August 8, 2019

Root Zone Label generation rules for Malayalam released

This was originally written by Santhosh Thottingal and published at Thottingal.in.

On July 10,2019 ICANN released Label generation rules for eight scripts Devanagari, Gurmukhi, Gujarati, Kannada, Malayalam.  Oriya, Tamil, Telugu. These rules are criteria for determining valid  Domain Names for the Root Zone of the Domain Name System (DNS).

The Internet Corporation for Assigned Names and Numbers (ICANN) is a  non-profit organization which takes care of the whole internet domain  name system and registration process. Internationalized Top Level Domain  Names are domain names not limited to English. These scripts were  approved as candidates for domain names in 2016. I had written an  article introducing it in a pevious blog post.

For these script Neo-Brahmi Generation panel was formed and was responsible for defining the script rules that make a  valid domain name. I was a volunteer member of the panel.

Root Zone

A root zone in DNS corresponds to the top level domains. The DNS root zone is served by  thirteen root server clusters(a.root-servers.net to m.root-servers.net)  which are authoritative for queries to the top-level domains of the  Internet. While initializing a DNS service, very name resolution either  starts with a query to a root server or uses information that was once  obtained from a root server.

Initially it used to have only the well known TLDs like .com and then  later latin country codes such as .in, .us, .uk etc. In November 2009,  ICANN decided to allow these domain name strings in the script used in  countries. So “.in” should be able to represent in Indian languages too.  They are called Internationalized country code Top Level Domain names,  abbreviated as IDN ccTLD.

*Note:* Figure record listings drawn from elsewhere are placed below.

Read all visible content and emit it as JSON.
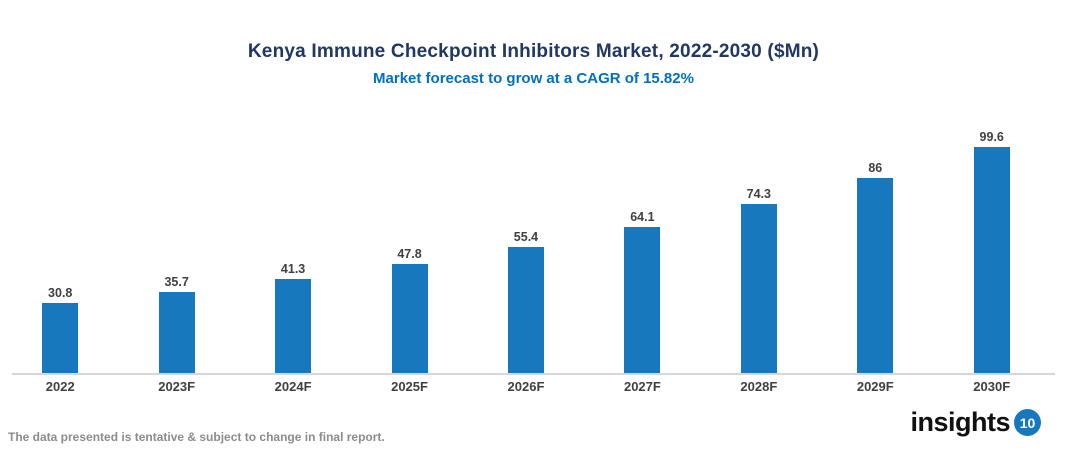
{
  "chart_data": {
    "type": "bar",
    "title": "Kenya Immune Checkpoint Inhibitors Market, 2022-2030 ($Mn)",
    "subtitle": "Market forecast to grow at a CAGR of 15.82%",
    "categories": [
      "2022",
      "2023F",
      "2024F",
      "2025F",
      "2026F",
      "2027F",
      "2028F",
      "2029F",
      "2030F"
    ],
    "values": [
      30.8,
      35.7,
      41.3,
      47.8,
      55.4,
      64.1,
      74.3,
      86,
      99.6
    ],
    "value_labels": [
      "30.8",
      "35.7",
      "41.3",
      "47.8",
      "55.4",
      "64.1",
      "74.3",
      "86",
      "99.6"
    ],
    "xlabel": "",
    "ylabel": "",
    "ylim": [
      0,
      110
    ],
    "grid": false,
    "legend": false,
    "data_label_position": "above-bars",
    "bar_color": "#1878BE"
  },
  "footer": {
    "disclaimer": "The data presented is tentative & subject to change in final report."
  },
  "logo": {
    "text": "insights",
    "badge": "10",
    "badge_color": "#1778BE"
  },
  "colors": {
    "title": "#1F3864",
    "subtitle": "#0070C0",
    "data_label": "#404040",
    "axis_label": "#404040",
    "axis_line": "#D6D6D6",
    "disclaimer": "#8C8C8C",
    "background": "#FFFFFF"
  }
}
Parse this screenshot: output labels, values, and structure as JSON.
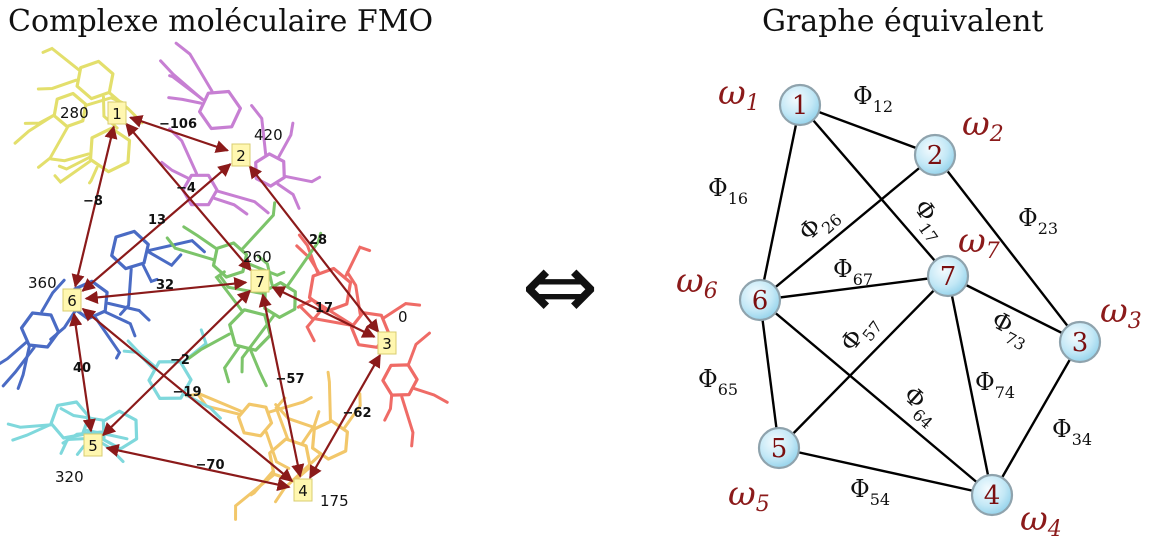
{
  "titles": {
    "left": "Complexe moléculaire FMO",
    "right": "Graphe équivalent"
  },
  "equivalence_symbol": "⇔",
  "molecule": {
    "sites": [
      {
        "id": "1",
        "energy": "280"
      },
      {
        "id": "2",
        "energy": "420"
      },
      {
        "id": "3",
        "energy": "0"
      },
      {
        "id": "4",
        "energy": "175"
      },
      {
        "id": "5",
        "energy": "320"
      },
      {
        "id": "6",
        "energy": "360"
      },
      {
        "id": "7",
        "energy": "260"
      }
    ],
    "couplings": [
      {
        "from": "1",
        "to": "2",
        "value": "−106"
      },
      {
        "from": "1",
        "to": "6",
        "value": "−8"
      },
      {
        "from": "1",
        "to": "7",
        "value": "−4"
      },
      {
        "from": "2",
        "to": "6",
        "value": "13"
      },
      {
        "from": "2",
        "to": "3",
        "value": "28"
      },
      {
        "from": "6",
        "to": "7",
        "value": "32"
      },
      {
        "from": "7",
        "to": "3",
        "value": "17"
      },
      {
        "from": "6",
        "to": "5",
        "value": "40"
      },
      {
        "from": "7",
        "to": "5",
        "value": "−2"
      },
      {
        "from": "6",
        "to": "4",
        "value": "−19"
      },
      {
        "from": "7",
        "to": "4",
        "value": "−57"
      },
      {
        "from": "3",
        "to": "4",
        "value": "−62"
      },
      {
        "from": "5",
        "to": "4",
        "value": "−70"
      }
    ],
    "colors": {
      "site1": "#e3df6c",
      "site2": "#c77fd3",
      "site3": "#ef6b66",
      "site4": "#f2c76a",
      "site5": "#7fd8dc",
      "site6": "#4a6bc4",
      "site7": "#7cc46a",
      "arrow": "#8b1a1a",
      "label_box": "#fff7b0"
    }
  },
  "graph": {
    "node_labels": [
      "1",
      "2",
      "3",
      "4",
      "5",
      "6",
      "7"
    ],
    "omega_symbol": "ω",
    "phi_symbol": "Φ",
    "edge_labels": [
      "12",
      "16",
      "26",
      "17",
      "23",
      "67",
      "73",
      "57",
      "65",
      "64",
      "74",
      "34",
      "54"
    ],
    "colors": {
      "node_fill": "#bfe6f5",
      "node_stroke": "#8fa3ad",
      "node_text": "#7a0f10",
      "omega": "#8b1a1a",
      "edge": "#000000"
    }
  }
}
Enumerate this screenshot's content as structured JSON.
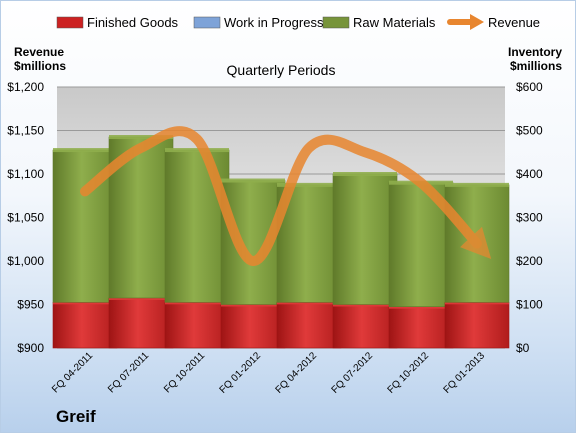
{
  "chart_data": {
    "type": "bar",
    "stacked": true,
    "title": "Quarterly Periods",
    "categories": [
      "FQ 04-2011",
      "FQ 07-2011",
      "FQ 10-2011",
      "FQ 01-2012",
      "FQ 04-2012",
      "FQ 07-2012",
      "FQ 10-2012",
      "FQ 01-2013"
    ],
    "series": [
      {
        "name": "Finished Goods",
        "axis": "right",
        "color": "#cc2222",
        "values": [
          105,
          115,
          105,
          100,
          105,
          100,
          95,
          105
        ]
      },
      {
        "name": "Work in Progress",
        "axis": "right",
        "color": "#7ea3d8",
        "values": [
          0,
          0,
          0,
          0,
          0,
          0,
          0,
          0
        ]
      },
      {
        "name": "Raw Materials",
        "axis": "right",
        "color": "#77943a",
        "values": [
          350,
          370,
          350,
          285,
          270,
          300,
          285,
          270
        ]
      },
      {
        "name": "Revenue",
        "axis": "left",
        "type": "line",
        "color": "#e8862f",
        "values": [
          1080,
          1130,
          1140,
          1000,
          1130,
          1125,
          1090,
          1020
        ]
      }
    ],
    "left_axis": {
      "label_line1": "Revenue",
      "label_line2": "$millions",
      "min": 900,
      "max": 1200,
      "ticks": [
        "$900",
        "$950",
        "$1,000",
        "$1,050",
        "$1,100",
        "$1,150",
        "$1,200"
      ]
    },
    "right_axis": {
      "label_line1": "Inventory",
      "label_line2": "$millions",
      "min": 0,
      "max": 600,
      "ticks": [
        "$0",
        "$100",
        "$200",
        "$300",
        "$400",
        "$500",
        "$600"
      ]
    },
    "legend_position": "top",
    "grid": true
  },
  "brand": "Greif"
}
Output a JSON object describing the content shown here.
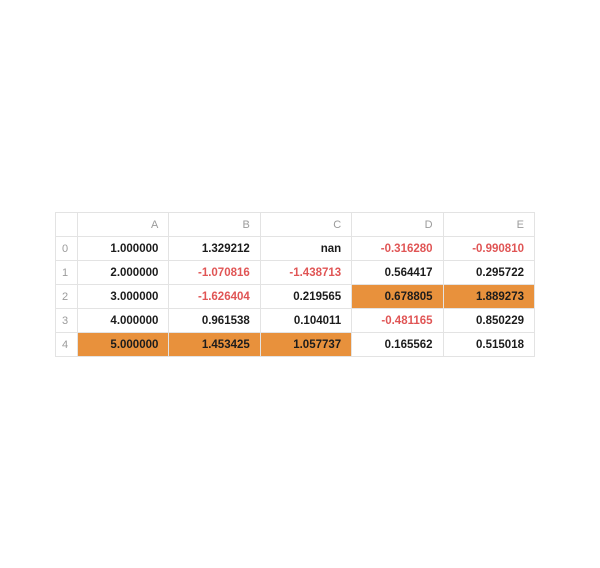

You can see the actual record at a root server: http://www.internic.net/domain/root.zone.  Along with popular top level domains, you can see new domains like  .design, .google, .city, .aero, .club, .cleaning etc. A few  International domain names are also present there. For example .भारत,  the IDN ccTLD for India in devanagari script is present there. Search  for “xn–h2brj9c” which is the Punycode for भारत. Similarly .ഭാരതം(Punycode: xn–rvc1e0am3e), the ccTLD for India in Malayalam script is also present there.

IDN ccTLDs were approved in a fast track process. But for general  domain names in Root Zone, a standard that defines what is a valid  string that can be a root zone label had to be defined. This is called  label generation rules. Its usage is illustrated in the image below:

Root zone label generation rule usage

Root Zone Label Generation Rules Version 3 (RZ-LGR-3) is now  available, covering the following sixteen scripts: Arabic, Devanagari,  Ethiopic, Georgian, Gujarati, Gurmukhi, Hebrew, Kannada, Khmer, Lao,  Malayalam, Oriya, Sinhala, Tamil, Telugu, and Thai scripts.

Malayalam

For Malayalam, Veena Solomon was leading the effort. I too helped. The document is available at https://www.icann.org/sites/default/files/lgr/lgr-3-malayalam-script-10jul19-en.html

Basically, it lists all allowed unicode characters in a domain  string. Archaic characters are not allowed. Control characters like  ZWNJ, ZWJ are not allowed. Detailed clarification on the use of  confusable sequences such as ള്ള(ള+ള) vs ള്ള(ള്+ള) and ററ(റ+റ) vs  റ്റ(റ്+റ) is provided.